[Peace-discuss] Deploying the Chicken Hawks

David Green davegreen48 at yahoo.com
Mon Sep 30 16:18:18 CDT 2002


III. Letters and Comments

*** DEPLOYING THE CHICKEN HAWKS ***

Regarding the Chicken Hawk leadership issue [see Jim
Lobe, "Chicken 
Hawks as Cheerleaders," 
http://www.presentdanger.org/commentary/2002/0209chickenhawks.html
], I 
wish to propose a solution. Before anyone without
combat experience can 
advocate a war with Iraq, they must sign an
irrevocable commitment to 
serve in the U.S. occupying force there following the
war. Certainly 
many of the Chicken Hawks did take active measures to
avoid combat in 
their time but that is in the past. What jars our
sensibilities now is 
their cavalier attitude that says, "Go get 'em gang,
we're behind you all 
the way." Let them put up or shut up by committing
themselves to be 
behind the combat troops literally as well as
rhetorically.

What would they do there? The Commander-in-Chief of
the occupying 
forces will have needs for civil affairs support in
many fields as he 
attempts to guide the post-war reconstruction of a
devastated Iraq. As an 
example, Tom DeLay, a hawk's hawk, could serve as a
political adviser to 
guide the formation of an American-style democracy.
Kenneth Adelman, a 
noted historian, could direct the rebuilding of the
nation's libraries.

George Will, a master of all fields, could serve as
Commissioner of 
Baseball to bring America's glorious pastime to Iraq.
Vice President 
Cheney could bring his broad experience as CEO of an
oil equipment 
corporation to restore Iraqi oil production in order
to lower oil costs to 
Americans. There is no end to the possibilities for
imaginative service by 
those hawks without warrior qualifications.

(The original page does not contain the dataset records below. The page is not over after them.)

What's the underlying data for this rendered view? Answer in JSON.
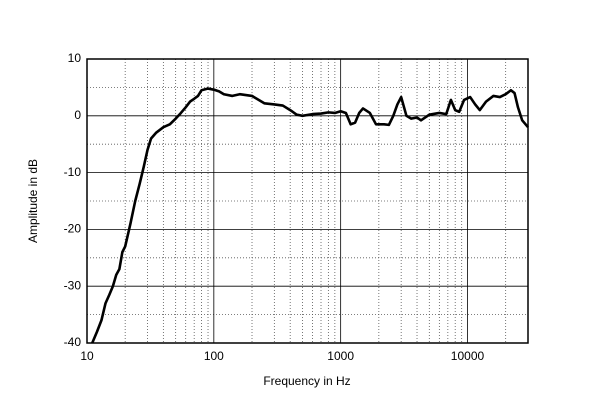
{
  "chart_data": {
    "type": "line",
    "x_label": "Frequency in Hz",
    "y_label": "Amplitude in dB",
    "xscale": "log",
    "xlim": [
      10,
      30000
    ],
    "ylim": [
      -40,
      10
    ],
    "xticks": [
      10,
      100,
      1000,
      10000
    ],
    "yticks": [
      -40,
      -30,
      -20,
      -10,
      0,
      10
    ],
    "x_minor_grid": [
      20,
      30,
      40,
      50,
      60,
      70,
      80,
      90,
      200,
      300,
      400,
      500,
      600,
      700,
      800,
      900,
      2000,
      3000,
      4000,
      5000,
      6000,
      7000,
      8000,
      9000,
      20000
    ],
    "y_minor_grid": [
      -35,
      -25,
      -15,
      -5,
      5
    ],
    "grid": true,
    "series": [
      {
        "color": "#000000",
        "x": [
          11,
          12,
          13,
          14,
          15,
          16,
          17,
          18,
          19,
          20,
          22,
          24,
          26,
          28,
          30,
          32,
          35,
          40,
          45,
          50,
          55,
          60,
          65,
          70,
          75,
          80,
          90,
          100,
          110,
          120,
          140,
          160,
          200,
          250,
          300,
          350,
          400,
          450,
          500,
          600,
          700,
          800,
          900,
          1000,
          1100,
          1200,
          1300,
          1400,
          1500,
          1700,
          1900,
          2200,
          2400,
          2600,
          2800,
          3000,
          3300,
          3600,
          4000,
          4300,
          5000,
          6000,
          6800,
          7400,
          8000,
          8600,
          9400,
          10500,
          11500,
          12500,
          14000,
          16000,
          18000,
          20000,
          22000,
          23500,
          25000,
          27000,
          30000
        ],
        "values": [
          -40,
          -38,
          -36,
          -33,
          -31.5,
          -30,
          -28,
          -27,
          -24,
          -23,
          -19,
          -15,
          -12,
          -9,
          -6,
          -4,
          -3,
          -2,
          -1.5,
          -0.5,
          0.5,
          1.5,
          2.5,
          3,
          3.5,
          4.5,
          4.8,
          4.6,
          4.3,
          3.8,
          3.5,
          3.8,
          3.5,
          2.2,
          2,
          1.8,
          1,
          0.2,
          0,
          0.3,
          0.4,
          0.6,
          0.5,
          0.8,
          0.5,
          -1.5,
          -1.2,
          0.5,
          1.3,
          0.5,
          -1.5,
          -1.5,
          -1.6,
          0,
          2,
          3.3,
          0,
          -0.5,
          -0.3,
          -0.8,
          0.2,
          0.5,
          0.3,
          2.8,
          1,
          0.7,
          2.8,
          3.3,
          2,
          1,
          2.5,
          3.5,
          3.3,
          3.8,
          4.5,
          4,
          1.5,
          -0.8,
          -2
        ]
      }
    ]
  }
}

Of course, they would want to live with the service
personnel in their 
barracks to bond with them and share to the fullest
the joys of 
occupation duty in Iraq. Body armor in July might be
uncomfortable and 
occasional booby traps, ambushes, sniper fire, and
other greetings from 
restless natives might detract from their pleasure,
but it would clearly 
demonstrate that the term "Chicken Hawk" no longer
applied to those who had 
called loudest and longest for war with Iraq.

If the Chicken Hawks were required to perform some
service under 
arduous conditions in Iraq after the war, they might
not be quite so willing 
to send the warriors out there in the first place.